Out of the blue, she squealed in something that had to be delight.
Looking back now, I wonder: Is it possible that she found her calling at two months old? Because it sure seems she did.
The whole box of crayons
By the time she was ready to start school, the whole world was filled with rainbows for her. She insisted on them in her room, on the clothes in her closet, on the ceiling so she could watch the colors through the haze of her nightlight as she fell asleep. A new box of crayons would send her into raptures of joy. My refrigerator was covered with scratch paper on which she had drawn everything under the sun, as long as it was in vibrant color.
Soon she was taking those crayons much more seriously. She asked for the jumbo box, the one that had hundreds of colors in it, and I was happy to oblige. Then she began putting them together in combinations that didn’t seem like they would work, but they did. Her artwork became more sophisticated, which is quite a big word for a girl who was now seven, going on eight. All she cared about was the colors that she could surround herself with.
Fast forward to the teenage years, and that little girl with the crayons was now a bigger girl with colored pencils, pastel chalks, easels and fabric samples. She mixed and matched and created patterns, then asked for a sewing kit.
Seeing the way the wind under that rainbow was blowing, I went all-out and bought her a sewing machine for her sixteenth birthday. She took one look at it, screamed with joy, and actually fell to her knees and hugged it.
Every color of the rainbow
Soon the college applications began to roll out, and she chose her path quite carefully. I watched as she went through one school catalog after another, talked on the phone to admissions officers, and then planned out road trips to see the schools that most struck her fancy. If it didn’t have top-notch opportunities for a budding interior designer, she wasn’t interested.
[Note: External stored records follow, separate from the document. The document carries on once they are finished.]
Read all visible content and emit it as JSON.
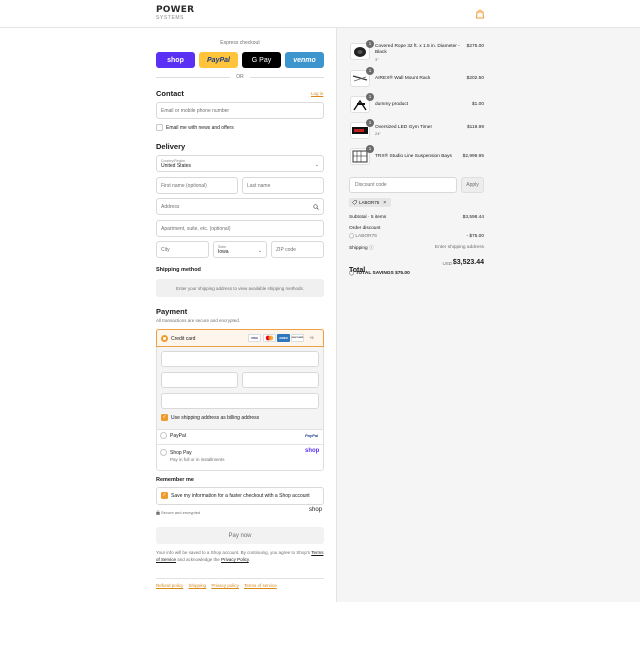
{
  "header": {
    "logo_main": "POWER",
    "logo_sub": "SYSTEMS"
  },
  "express": {
    "label": "Express checkout",
    "shop": "shop",
    "paypal": "PayPal",
    "gpay": "G Pay",
    "venmo": "venmo",
    "or": "OR"
  },
  "contact": {
    "heading": "Contact",
    "login": "Log in",
    "email_placeholder": "Email or mobile phone number",
    "newsletter": "Email me with news and offers"
  },
  "delivery": {
    "heading": "Delivery",
    "country_label": "Country/Region",
    "country_value": "United States",
    "first_name": "First name (optional)",
    "last_name": "Last name",
    "address": "Address",
    "apartment": "Apartment, suite, etc. (optional)",
    "city": "City",
    "state_label": "State",
    "state_value": "Iowa",
    "zip": "ZIP code"
  },
  "shipping": {
    "heading": "Shipping method",
    "note": "Enter your shipping address to view available shipping methods."
  },
  "payment": {
    "heading": "Payment",
    "subtext": "All transactions are secure and encrypted.",
    "credit_card": "Credit card",
    "card_logos": [
      "VISA",
      "MC",
      "AMEX",
      "DISCOVER",
      "+5"
    ],
    "billing_same": "Use shipping address as billing address",
    "paypal": "PayPal",
    "paypal_logo": "PayPal",
    "shop_pay": "Shop Pay",
    "shop_pay_sub": "Pay in full or in installments",
    "shop_pay_logo": "shop"
  },
  "remember": {
    "heading": "Remember me",
    "save_info": "Save my information for a faster checkout with a Shop account",
    "secure": "Secure and encrypted",
    "shop_logo": "shop"
  },
  "paynow": "Pay now",
  "legal": {
    "text1": "Your info will be saved to a Shop account. By continuing, you agree to Shop's",
    "terms": "Terms of Service",
    "text2": "and acknowledge the",
    "privacy": "Privacy Policy",
    "period": "."
  },
  "footer_links": [
    "Refund policy",
    "Shipping",
    "Privacy policy",
    "Terms of service"
  ],
  "order": {
    "items": [
      {
        "qty": "1",
        "name": "Covered Rope 32 ft. x 1.5 in. Diameter - Black",
        "sub": "3\"",
        "price": "$275.00"
      },
      {
        "qty": "1",
        "name": "AIREX® Wall Mount Rack",
        "sub": "",
        "price": "$202.50"
      },
      {
        "qty": "1",
        "name": "dummy product",
        "sub": "",
        "price": "$1.00"
      },
      {
        "qty": "1",
        "name": "Oversized LED Gym Timer",
        "sub": "24\"",
        "price": "$119.99"
      },
      {
        "qty": "1",
        "name": "TRX® Studio Line Suspension Bays",
        "sub": "",
        "price": "$2,999.95"
      }
    ],
    "discount_placeholder": "Discount code",
    "apply": "Apply",
    "applied_code": "LABOR75",
    "subtotal_label": "Subtotal · 5 items",
    "subtotal": "$3,598.44",
    "order_discount": "Order discount",
    "discount_code": "LABOR75",
    "discount_value": "- $75.00",
    "shipping_label": "Shipping",
    "shipping_value": "Enter shipping address",
    "total_label": "Total",
    "currency": "USD",
    "total": "$3,523.44",
    "savings_label": "TOTAL SAVINGS",
    "savings_value": "$75.00"
  }
}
Soon she found her fit, a place where she could be herself, a place where all her colors could shine as brightly as possible. On the day before she left for college, I went into her room — almost empty now, all the things boxed away for the trip across the country — and looked at the crazy colors on the walls. They all worked together, even though I would have sworn they never could.
“This is yours now,” I said to her, and handed over what had become a prized possession: That cut-glass paperweight, the one that had so mesmerized her when she was a baby.
She took it and held it up to the light. She took her time, turning it this way and that, until it caught the right angle and the rainbows flooded the room. Her smile of satisfaction was all the thanks I needed.
Fast forward again, this time to yesterday. It’s been about thirty years since she stared with wide eyes at those rainbows, and now there I sat, staring at her. She was on the cover of one of the top design magazines in the country, photographed while sitting in a home she had carefully designed for one of her wealthy clients.
Even in that strange house, in the background, there it was — a stripe here, a splash there, a rainbow of color that looked so familiar, because it was what I had seen her create since she was a tiny child almost too small to hold a crayon.
All that from a paperweight. You never know when inspiration will strike.